At Bluebeam, we advocate for a shared responsibility model when it comes to construction cybersecurity. This means that several stakeholders must be involved to make cyber defenses as protective and effective as possible. Together, their collective protection measures offer the most secure defenses against the evolving threat of cybercriminals.
The following construction industry stakeholders have important roles to play to enact a collective cybersecurity response:
Contractors: First and foremost, construction organizations themselves must take cybersecurity seriously. There are several ways to do this, but most critical is taking steps to ensure that their identity information and stored data systems are protected and secure. It’s also essential that construction firms take a leading role in vetting the extent to which all their outside business partners and vendors are protected from cyberthreats.
Finally, construction firms have the responsibility to ensure that their employees are all educated in the individual measures they’re required to take to keep their own data secure. Knowing how to write effective and secure passwords, using virtual private networks (VPN) and secure Wi-Fi networks for sensitive projects and engaging with multi-factor authentication protocols, for instance, are all imperative for a company’s employees.
Third-party cybersecurity providers: Every firm that aims to bolster its data security needs is likely to partner with an outside cybersecurity provider for help with services such as password storage, authentication or login security. It’s paramount that these external cybersecurity providers have their own defenses in place.
Technology providers/partners: Any time a construction organization acquires or engages in a license or subscription to a new piece of technology, it’s essential that these technology providers have also taken the appropriate measures to ensure their products are equipped to safeguard their customers’ data. Every technology provider must have its own application security, network and server security and internal corporate security.

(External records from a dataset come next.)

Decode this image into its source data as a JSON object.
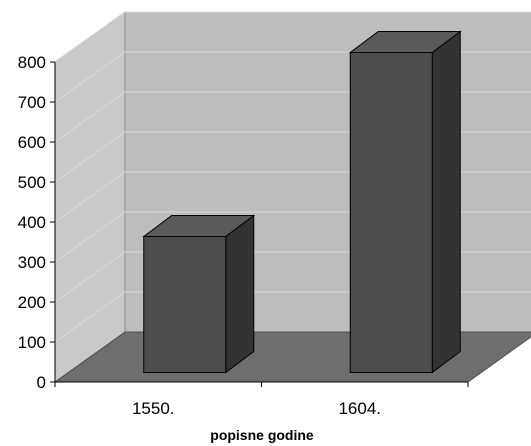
{
  "chart_data": {
    "type": "bar",
    "title": "",
    "xlabel": "popisne godine",
    "ylabel": "",
    "categories": [
      "1550.",
      "1604."
    ],
    "values": [
      340,
      800
    ],
    "ylim": [
      0,
      800
    ],
    "yticks": [
      0,
      100,
      200,
      300,
      400,
      500,
      600,
      700,
      800
    ],
    "grid": true,
    "legend": "none",
    "style": "3d",
    "colors": {
      "bar_front": "#4d4d4d",
      "bar_side": "#333333",
      "bar_top": "#5a5a5a",
      "back_wall": "#bdbdbd",
      "side_wall": "#c9c9c9",
      "floor": "#6e6e6e",
      "gridline": "#d9d9d9"
    }
  }
}
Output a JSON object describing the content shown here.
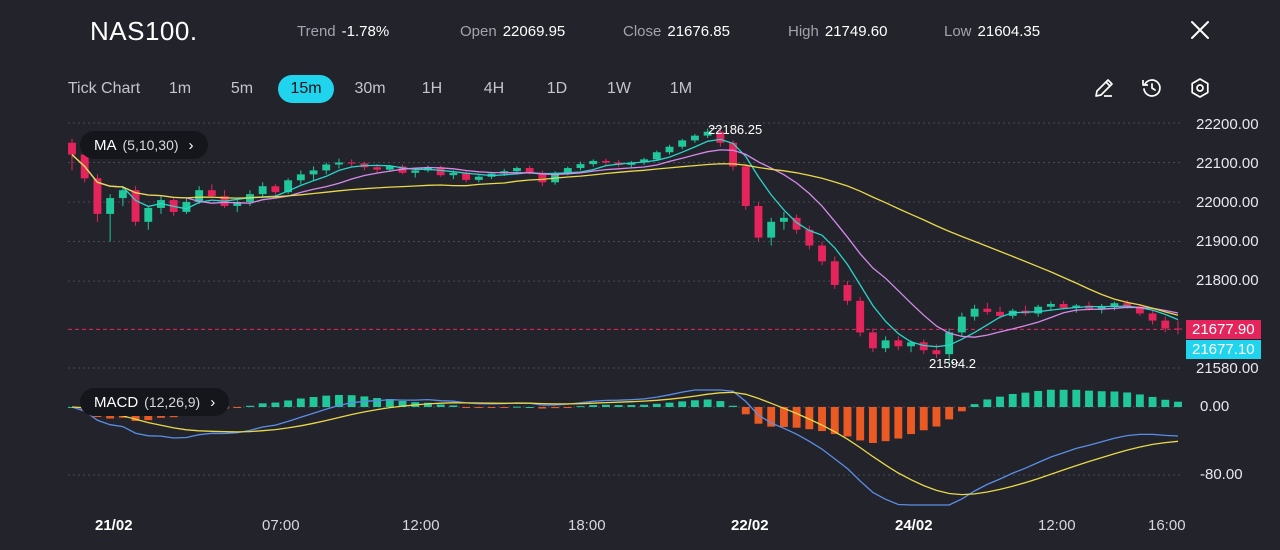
{
  "header": {
    "symbol": "NAS100.",
    "stats": [
      {
        "label": "Trend",
        "value": "-1.78%"
      },
      {
        "label": "Open",
        "value": "22069.95"
      },
      {
        "label": "Close",
        "value": "21676.85"
      },
      {
        "label": "High",
        "value": "21749.60"
      },
      {
        "label": "Low",
        "value": "21604.35"
      }
    ]
  },
  "timeframes": [
    "Tick Chart",
    "1m",
    "5m",
    "15m",
    "30m",
    "1H",
    "4H",
    "1D",
    "1W",
    "1M"
  ],
  "active_timeframe": "15m",
  "tools": [
    "pencil-icon",
    "history-icon",
    "settings-icon"
  ],
  "indicators": {
    "ma": {
      "label": "MA",
      "params": "(5,10,30)"
    },
    "macd": {
      "label": "MACD",
      "params": "(12,26,9)"
    }
  },
  "price_axis": [
    "22200.00",
    "22100.00",
    "22000.00",
    "21900.00",
    "21800.00",
    "21677.90",
    "21580.00"
  ],
  "macd_axis": [
    "0.00",
    "-80.00"
  ],
  "time_axis": [
    {
      "label": "21/02",
      "bold": true
    },
    {
      "label": "07:00",
      "bold": false
    },
    {
      "label": "12:00",
      "bold": false
    },
    {
      "label": "18:00",
      "bold": false
    },
    {
      "label": "22/02",
      "bold": true
    },
    {
      "label": "24/02",
      "bold": true
    },
    {
      "label": "12:00",
      "bold": false
    },
    {
      "label": "16:00",
      "bold": false
    }
  ],
  "price_tags": {
    "bid": "21677.90",
    "ask": "21677.10"
  },
  "annotations": {
    "high": "22186.25",
    "low": "21594.2"
  },
  "colors": {
    "up": "#1fc79a",
    "down": "#e5245b",
    "ma5": "#2ad4c8",
    "ma10": "#d58ae8",
    "ma30": "#e8d84a",
    "macd_line": "#5a8ee6",
    "signal_line": "#e8d84a",
    "hist_up": "#1fc79a",
    "hist_down": "#ec5a24",
    "accent": "#21d4ee"
  },
  "chart_data": {
    "type": "candlestick",
    "price_range": [
      21580,
      22220
    ],
    "candles": [
      [
        22150,
        22160,
        22080,
        22120
      ],
      [
        22120,
        22130,
        22050,
        22060
      ],
      [
        22060,
        22070,
        21950,
        21970
      ],
      [
        21970,
        22020,
        21900,
        22010
      ],
      [
        22010,
        22040,
        21990,
        22030
      ],
      [
        22030,
        22040,
        21940,
        21950
      ],
      [
        21950,
        21990,
        21930,
        21985
      ],
      [
        21985,
        22015,
        21970,
        22005
      ],
      [
        22005,
        22010,
        21965,
        21975
      ],
      [
        21975,
        22010,
        21970,
        22000
      ],
      [
        22000,
        22040,
        21995,
        22030
      ],
      [
        22030,
        22045,
        22010,
        22015
      ],
      [
        22015,
        22030,
        21985,
        21990
      ],
      [
        21990,
        22005,
        21975,
        22000
      ],
      [
        22000,
        22030,
        21990,
        22020
      ],
      [
        22020,
        22050,
        22010,
        22040
      ],
      [
        22040,
        22045,
        22015,
        22025
      ],
      [
        22025,
        22060,
        22020,
        22055
      ],
      [
        22055,
        22080,
        22045,
        22070
      ],
      [
        22070,
        22090,
        22055,
        22080
      ],
      [
        22080,
        22100,
        22070,
        22095
      ],
      [
        22095,
        22110,
        22085,
        22100
      ],
      [
        22100,
        22108,
        22090,
        22098
      ],
      [
        22098,
        22102,
        22080,
        22088
      ],
      [
        22088,
        22096,
        22075,
        22082
      ],
      [
        22082,
        22094,
        22076,
        22090
      ],
      [
        22090,
        22095,
        22070,
        22074
      ],
      [
        22074,
        22086,
        22062,
        22080
      ],
      [
        22080,
        22092,
        22075,
        22088
      ],
      [
        22088,
        22092,
        22064,
        22068
      ],
      [
        22068,
        22080,
        22058,
        22074
      ],
      [
        22074,
        22080,
        22050,
        22056
      ],
      [
        22056,
        22068,
        22050,
        22064
      ],
      [
        22064,
        22076,
        22058,
        22072
      ],
      [
        22072,
        22084,
        22066,
        22078
      ],
      [
        22078,
        22090,
        22070,
        22086
      ],
      [
        22086,
        22092,
        22070,
        22074
      ],
      [
        22074,
        22080,
        22040,
        22050
      ],
      [
        22050,
        22078,
        22044,
        22074
      ],
      [
        22074,
        22090,
        22068,
        22086
      ],
      [
        22086,
        22102,
        22080,
        22096
      ],
      [
        22096,
        22108,
        22090,
        22104
      ],
      [
        22104,
        22110,
        22094,
        22100
      ],
      [
        22100,
        22106,
        22088,
        22094
      ],
      [
        22094,
        22104,
        22088,
        22100
      ],
      [
        22100,
        22112,
        22094,
        22108
      ],
      [
        22108,
        22130,
        22104,
        22126
      ],
      [
        22126,
        22145,
        22120,
        22140
      ],
      [
        22140,
        22160,
        22134,
        22156
      ],
      [
        22156,
        22172,
        22150,
        22168
      ],
      [
        22168,
        22186,
        22162,
        22178
      ],
      [
        22178,
        22182,
        22140,
        22150
      ],
      [
        22150,
        22156,
        22080,
        22090
      ],
      [
        22090,
        22096,
        21980,
        21990
      ],
      [
        21990,
        22000,
        21900,
        21910
      ],
      [
        21910,
        21960,
        21890,
        21950
      ],
      [
        21950,
        21975,
        21930,
        21960
      ],
      [
        21960,
        21968,
        21920,
        21930
      ],
      [
        21930,
        21940,
        21880,
        21890
      ],
      [
        21890,
        21900,
        21840,
        21850
      ],
      [
        21850,
        21862,
        21780,
        21790
      ],
      [
        21790,
        21800,
        21740,
        21750
      ],
      [
        21750,
        21760,
        21660,
        21670
      ],
      [
        21670,
        21680,
        21620,
        21630
      ],
      [
        21630,
        21660,
        21620,
        21650
      ],
      [
        21650,
        21660,
        21625,
        21635
      ],
      [
        21635,
        21650,
        21620,
        21645
      ],
      [
        21645,
        21652,
        21615,
        21625
      ],
      [
        21625,
        21640,
        21605,
        21615
      ],
      [
        21615,
        21680,
        21594,
        21670
      ],
      [
        21670,
        21720,
        21660,
        21710
      ],
      [
        21710,
        21740,
        21700,
        21730
      ],
      [
        21730,
        21745,
        21715,
        21722
      ],
      [
        21722,
        21735,
        21705,
        21712
      ],
      [
        21712,
        21730,
        21705,
        21725
      ],
      [
        21725,
        21738,
        21712,
        21718
      ],
      [
        21718,
        21740,
        21710,
        21735
      ],
      [
        21735,
        21748,
        21725,
        21742
      ],
      [
        21742,
        21750,
        21728,
        21732
      ],
      [
        21732,
        21742,
        21720,
        21738
      ],
      [
        21738,
        21748,
        21725,
        21730
      ],
      [
        21730,
        21742,
        21718,
        21735
      ],
      [
        21735,
        21748,
        21726,
        21744
      ],
      [
        21744,
        21752,
        21730,
        21736
      ],
      [
        21736,
        21742,
        21712,
        21718
      ],
      [
        21718,
        21726,
        21690,
        21700
      ],
      [
        21700,
        21710,
        21670,
        21680
      ],
      [
        21680,
        21700,
        21665,
        21678
      ]
    ],
    "annotations": {
      "high": 22186.25,
      "low": 21594.2
    },
    "current_price": 21677.9,
    "macd": {
      "range": [
        -110,
        10
      ],
      "ticks": [
        0,
        -80
      ]
    }
  }
}
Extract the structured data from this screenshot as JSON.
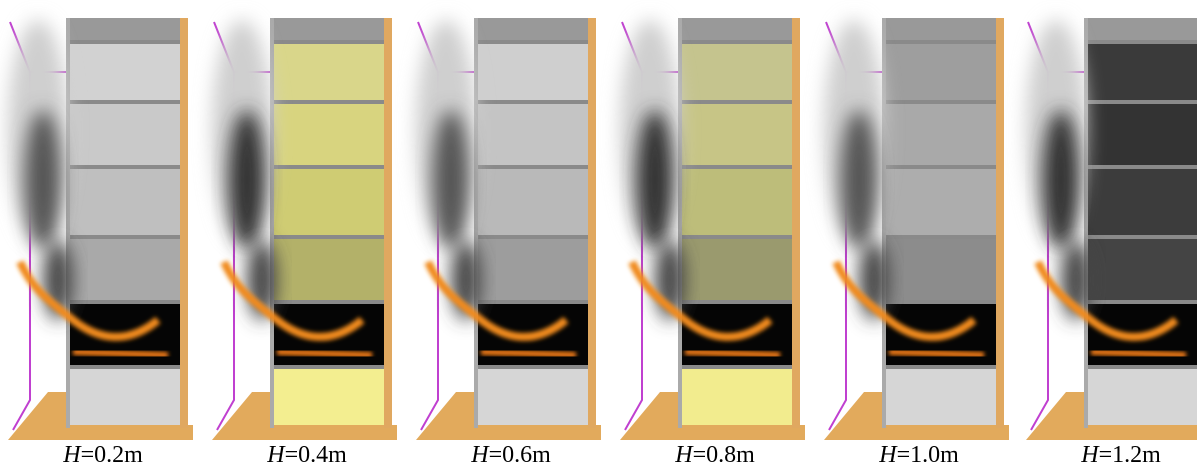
{
  "panels": [
    {
      "symbol": "H",
      "rest": "=0.2m"
    },
    {
      "symbol": "H",
      "rest": "=0.4m"
    },
    {
      "symbol": "H",
      "rest": "=0.6m"
    },
    {
      "symbol": "H",
      "rest": "=0.8m"
    },
    {
      "symbol": "H",
      "rest": "=1.0m"
    },
    {
      "symbol": "H",
      "rest": "=1.2m"
    }
  ]
}
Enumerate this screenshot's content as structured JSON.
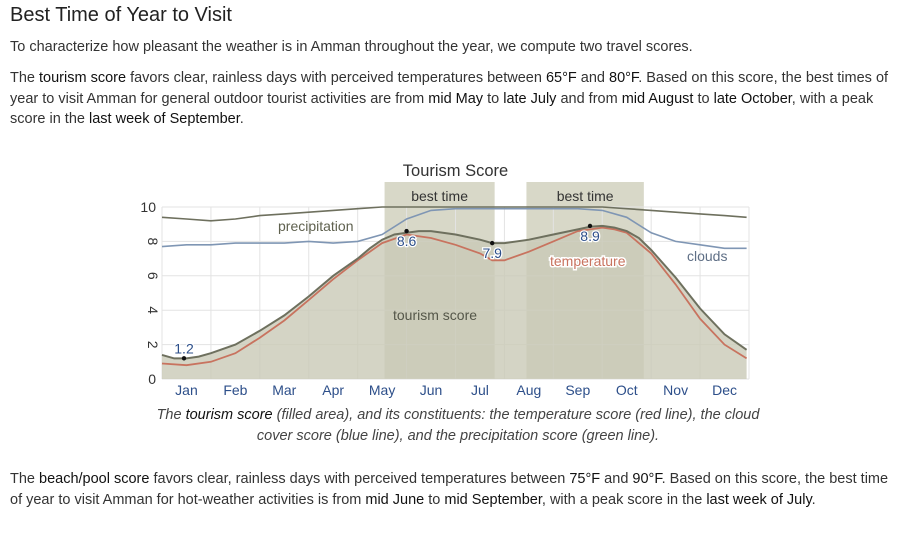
{
  "section": {
    "title": "Best Time of Year to Visit",
    "intro": "To characterize how pleasant the weather is in Amman throughout the year, we compute two travel scores."
  },
  "tourism_paragraph": {
    "t1": "The ",
    "h1": "tourism score",
    "t2": " favors clear, rainless days with perceived temperatures between ",
    "h2": "65°F",
    "t3": " and ",
    "h3": "80°F",
    "t4": ". Based on this score, the best times of year to visit Amman for general outdoor tourist activities are from ",
    "h4": "mid May",
    "t5": " to ",
    "h5": "late July",
    "t6": " and from ",
    "h6": "mid August",
    "t7": " to ",
    "h7": "late October",
    "t8": ", with a peak score in the ",
    "h8": "last week of September",
    "t9": "."
  },
  "caption": {
    "c1": "The ",
    "b1": "tourism score",
    "c2": " (filled area), and its constituents: the temperature score (red line), the cloud cover score (blue line), and the precipitation score (green line)."
  },
  "beach_paragraph": {
    "t1": "The ",
    "h1": "beach/pool score",
    "t2": " favors clear, rainless days with perceived temperatures between ",
    "h2": "75°F",
    "t3": " and ",
    "h3": "90°F",
    "t4": ". Based on this score, the best time of year to visit Amman for hot-weather activities is from ",
    "h4": "mid June",
    "t5": " to ",
    "h5": "mid September",
    "t6": ", with a peak score in the ",
    "h6": "last week of July",
    "t7": "."
  },
  "chart_data": {
    "type": "area",
    "title": "Tourism Score",
    "ylim": [
      0,
      10
    ],
    "yticks": [
      0,
      2,
      4,
      6,
      8,
      10
    ],
    "months": [
      "Jan",
      "Feb",
      "Mar",
      "Apr",
      "May",
      "Jun",
      "Jul",
      "Aug",
      "Sep",
      "Oct",
      "Nov",
      "Dec"
    ],
    "grid": true,
    "colors": {
      "tourism_fill": "#c9c9b6",
      "tourism_line": "#6e705e",
      "temperature": "#c8735f",
      "clouds": "#7f96b4",
      "precipitation": "#6e705e",
      "best_time_band": "#d8d8c8",
      "label_blue": "#2d4f8a",
      "text": "#444444"
    },
    "best_time_bands": [
      {
        "label": "best time",
        "start_month": 4.55,
        "end_month": 6.8
      },
      {
        "label": "best time",
        "start_month": 7.45,
        "end_month": 9.85
      }
    ],
    "series": [
      {
        "name": "tourism score",
        "x": [
          0,
          0.25,
          0.5,
          0.75,
          1,
          1.5,
          2,
          2.5,
          3,
          3.5,
          4,
          4.25,
          4.5,
          4.75,
          5,
          5.25,
          5.5,
          6,
          6.5,
          6.75,
          7,
          7.5,
          8,
          8.5,
          8.75,
          9,
          9.25,
          9.5,
          9.75,
          10,
          10.5,
          11,
          11.5,
          11.95
        ],
        "y": [
          1.4,
          1.2,
          1.2,
          1.3,
          1.5,
          2.0,
          2.8,
          3.7,
          4.8,
          6.0,
          7.0,
          7.6,
          8.1,
          8.4,
          8.5,
          8.6,
          8.6,
          8.4,
          8.1,
          7.9,
          7.9,
          8.1,
          8.4,
          8.7,
          8.85,
          8.9,
          8.8,
          8.6,
          8.2,
          7.5,
          5.9,
          4.1,
          2.6,
          1.7
        ]
      },
      {
        "name": "temperature",
        "x": [
          0,
          0.5,
          1,
          1.5,
          2,
          2.5,
          3,
          3.5,
          4,
          4.5,
          5,
          5.5,
          6,
          6.5,
          6.75,
          7,
          7.5,
          8,
          8.5,
          9,
          9.25,
          9.5,
          10,
          10.5,
          11,
          11.5,
          11.95
        ],
        "y": [
          0.9,
          0.8,
          1.0,
          1.5,
          2.4,
          3.4,
          4.6,
          5.8,
          6.9,
          7.9,
          8.4,
          8.2,
          7.8,
          7.3,
          6.9,
          6.9,
          7.4,
          8.0,
          8.6,
          8.8,
          8.7,
          8.5,
          7.3,
          5.5,
          3.5,
          2.0,
          1.2
        ]
      },
      {
        "name": "clouds",
        "x": [
          0,
          0.5,
          1,
          1.5,
          2,
          2.5,
          3,
          3.5,
          4,
          4.5,
          5,
          5.5,
          6,
          6.5,
          7,
          7.5,
          8,
          8.5,
          9,
          9.5,
          10,
          10.5,
          11,
          11.5,
          11.95
        ],
        "y": [
          7.7,
          7.8,
          7.8,
          7.9,
          7.9,
          7.9,
          8.0,
          7.9,
          8.0,
          8.4,
          9.3,
          9.8,
          9.9,
          9.9,
          9.9,
          9.9,
          9.9,
          9.9,
          9.8,
          9.4,
          8.5,
          8.0,
          7.8,
          7.6,
          7.6
        ]
      },
      {
        "name": "precipitation",
        "x": [
          0,
          0.5,
          1,
          1.5,
          2,
          2.5,
          3,
          3.5,
          4,
          4.5,
          5,
          6,
          7,
          8,
          9,
          9.5,
          10,
          10.5,
          11,
          11.5,
          11.95
        ],
        "y": [
          9.4,
          9.3,
          9.2,
          9.3,
          9.5,
          9.6,
          9.7,
          9.8,
          9.9,
          10.0,
          10.0,
          10.0,
          10.0,
          10.0,
          10.0,
          9.9,
          9.8,
          9.7,
          9.6,
          9.5,
          9.4
        ]
      }
    ],
    "annotations": [
      {
        "text": "1.2",
        "month": 0.45,
        "value": 1.2
      },
      {
        "text": "8.6",
        "month": 5.0,
        "value": 8.6
      },
      {
        "text": "7.9",
        "month": 6.75,
        "value": 7.9
      },
      {
        "text": "8.9",
        "month": 8.75,
        "value": 8.9
      }
    ],
    "series_labels": {
      "precipitation": "precipitation",
      "temperature": "temperature",
      "clouds": "clouds",
      "tourism": "tourism score"
    }
  }
}
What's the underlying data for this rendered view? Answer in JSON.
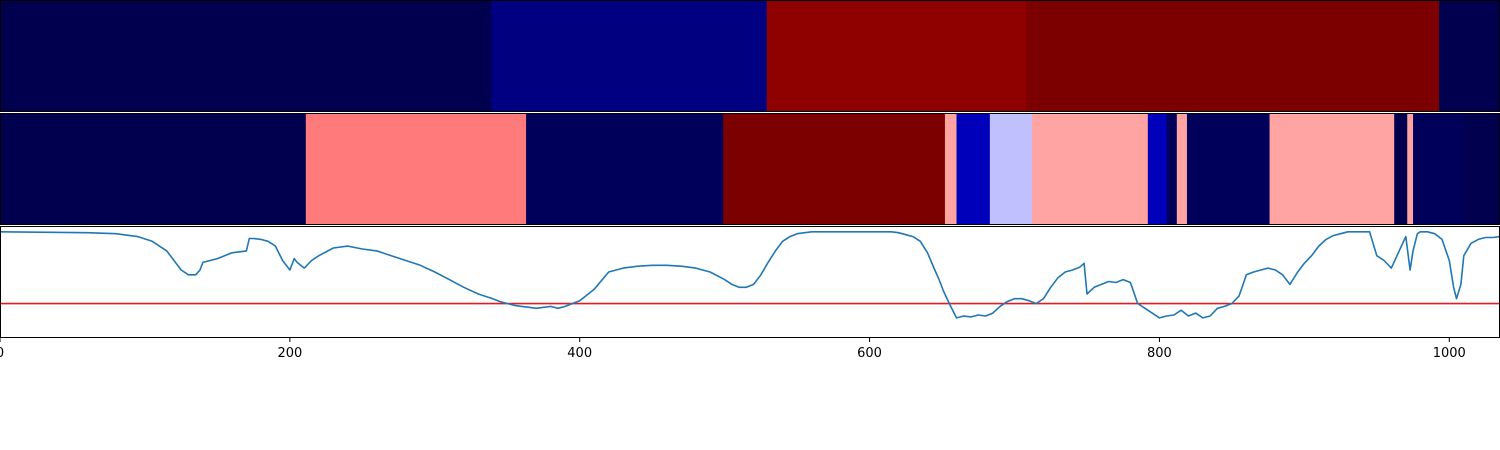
{
  "chart_data": {
    "type": "heatmap",
    "title": "",
    "xlabel": "",
    "ylabel": "",
    "xlim": [
      0,
      1035
    ],
    "grid": false,
    "legend": "none",
    "x_ticks": [
      {
        "value": 0,
        "label": "0"
      },
      {
        "value": 200,
        "label": "200"
      },
      {
        "value": 400,
        "label": "400"
      },
      {
        "value": 600,
        "label": "600"
      },
      {
        "value": 800,
        "label": "800"
      },
      {
        "value": 1000,
        "label": "1000"
      }
    ],
    "segment_rows": [
      {
        "segments": [
          {
            "start": 0,
            "end": 339,
            "color": "#00004f"
          },
          {
            "start": 339,
            "end": 529,
            "color": "#000080"
          },
          {
            "start": 529,
            "end": 708,
            "color": "#8f0000"
          },
          {
            "start": 708,
            "end": 993,
            "color": "#7d0000"
          },
          {
            "start": 993,
            "end": 1035,
            "color": "#00004f"
          }
        ]
      },
      {
        "segments": [
          {
            "start": 0,
            "end": 211,
            "color": "#00004f"
          },
          {
            "start": 211,
            "end": 363,
            "color": "#ff7b7b"
          },
          {
            "start": 363,
            "end": 499,
            "color": "#00005a"
          },
          {
            "start": 499,
            "end": 652,
            "color": "#7d0000"
          },
          {
            "start": 652,
            "end": 660,
            "color": "#ffa3a3"
          },
          {
            "start": 660,
            "end": 683,
            "color": "#0000bb"
          },
          {
            "start": 683,
            "end": 712,
            "color": "#c0c0ff"
          },
          {
            "start": 712,
            "end": 792,
            "color": "#ffa3a3"
          },
          {
            "start": 792,
            "end": 805,
            "color": "#0000bb"
          },
          {
            "start": 805,
            "end": 812,
            "color": "#00005a"
          },
          {
            "start": 812,
            "end": 819,
            "color": "#ffa3a3"
          },
          {
            "start": 819,
            "end": 876,
            "color": "#00005a"
          },
          {
            "start": 876,
            "end": 962,
            "color": "#ffa3a3"
          },
          {
            "start": 962,
            "end": 971,
            "color": "#00004f"
          },
          {
            "start": 971,
            "end": 975,
            "color": "#ffa3a3"
          },
          {
            "start": 975,
            "end": 1010,
            "color": "#00005a"
          },
          {
            "start": 1010,
            "end": 1035,
            "color": "#00004f"
          }
        ]
      }
    ],
    "line_plot": {
      "ylim": [
        -0.1,
        1.05
      ],
      "threshold": 0.25,
      "threshold_color": "#e8191c",
      "line_color": "#1f77b4",
      "series": [
        {
          "x": [
            0,
            60,
            80,
            95,
            105,
            115,
            125,
            130,
            135,
            138,
            140,
            150,
            160,
            170,
            172,
            175,
            180,
            185,
            190,
            195,
            200,
            203,
            205,
            210,
            215,
            220,
            230,
            240,
            250,
            260,
            270,
            280,
            290,
            300,
            310,
            320,
            330,
            340,
            345,
            350,
            355,
            360,
            365,
            370,
            375,
            380,
            385,
            390,
            395,
            400,
            410,
            420,
            430,
            440,
            450,
            460,
            470,
            480,
            490,
            500,
            505,
            510,
            515,
            520,
            525,
            530,
            535,
            540,
            545,
            550,
            560,
            570,
            580,
            590,
            600,
            605,
            610,
            615,
            620,
            625,
            630,
            635,
            640,
            645,
            648,
            651,
            655,
            660,
            665,
            670,
            675,
            680,
            685,
            690,
            695,
            700,
            705,
            710,
            715,
            720,
            725,
            730,
            735,
            740,
            745,
            748,
            750,
            755,
            760,
            765,
            770,
            775,
            780,
            785,
            790,
            795,
            800,
            805,
            810,
            815,
            820,
            825,
            830,
            835,
            840,
            845,
            850,
            855,
            860,
            865,
            870,
            875,
            880,
            885,
            890,
            895,
            900,
            905,
            910,
            915,
            920,
            925,
            930,
            935,
            940,
            945,
            950,
            955,
            960,
            963,
            967,
            970,
            973,
            975,
            978,
            980,
            985,
            990,
            995,
            1000,
            1003,
            1005,
            1008,
            1010,
            1015,
            1020,
            1025,
            1030,
            1035
          ],
          "y": [
            1.0,
            0.99,
            0.98,
            0.95,
            0.9,
            0.8,
            0.6,
            0.55,
            0.55,
            0.6,
            0.68,
            0.72,
            0.78,
            0.8,
            0.93,
            0.93,
            0.92,
            0.9,
            0.85,
            0.7,
            0.6,
            0.72,
            0.68,
            0.62,
            0.7,
            0.75,
            0.83,
            0.85,
            0.82,
            0.8,
            0.75,
            0.7,
            0.65,
            0.58,
            0.5,
            0.42,
            0.35,
            0.3,
            0.27,
            0.25,
            0.23,
            0.22,
            0.21,
            0.2,
            0.21,
            0.22,
            0.2,
            0.22,
            0.25,
            0.28,
            0.4,
            0.58,
            0.62,
            0.64,
            0.65,
            0.65,
            0.64,
            0.62,
            0.58,
            0.5,
            0.45,
            0.42,
            0.42,
            0.45,
            0.55,
            0.68,
            0.8,
            0.9,
            0.95,
            0.98,
            1.0,
            1.0,
            1.0,
            1.0,
            1.0,
            1.0,
            1.0,
            1.0,
            0.99,
            0.97,
            0.95,
            0.9,
            0.78,
            0.6,
            0.5,
            0.38,
            0.25,
            0.1,
            0.12,
            0.11,
            0.13,
            0.12,
            0.15,
            0.22,
            0.27,
            0.3,
            0.3,
            0.28,
            0.25,
            0.3,
            0.42,
            0.52,
            0.58,
            0.6,
            0.63,
            0.67,
            0.35,
            0.42,
            0.45,
            0.48,
            0.47,
            0.5,
            0.47,
            0.25,
            0.2,
            0.15,
            0.1,
            0.12,
            0.13,
            0.18,
            0.12,
            0.15,
            0.1,
            0.12,
            0.2,
            0.22,
            0.25,
            0.33,
            0.55,
            0.58,
            0.6,
            0.62,
            0.6,
            0.55,
            0.45,
            0.57,
            0.67,
            0.75,
            0.85,
            0.92,
            0.96,
            0.98,
            1.0,
            1.0,
            1.0,
            1.0,
            0.75,
            0.7,
            0.62,
            0.72,
            0.85,
            0.95,
            0.6,
            0.8,
            0.98,
            1.0,
            1.0,
            0.98,
            0.92,
            0.7,
            0.42,
            0.3,
            0.45,
            0.75,
            0.88,
            0.92,
            0.94,
            0.94,
            0.95
          ]
        }
      ]
    }
  }
}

Cloud computing providers/partners: With the proliferation of cloud computing and storage, every business nowadays engages with a third-party cloud provider such as Amazon Web Services (AWS), Microsoft Azure, IBM Cloud or Google, among others. These companies build large physical data centers all over the world, allowing their customers access to reliable and cheap data storage and exchange services without having to house expensive on-premise servers of their own.
Not only do individual construction organizations engage with these cloud computer providers, but so do their technology application partners and cybersecurity vendors. It’s therefore pivotal that, in addition to a company’s own cyber-threat defenses and those of its technology and data security providers, these enterprise cloud providers have their cybersecurity in order, too.
They primarily can do this by focusing on the physical security of their millions of square feet of data center facilities and making sure that their underlying servers and networks are following the evolving set of government regulations focused on data security.
With these measures in place, construction firms now have the foundation to defend against the rising threat of cybercrime plaguing the industry.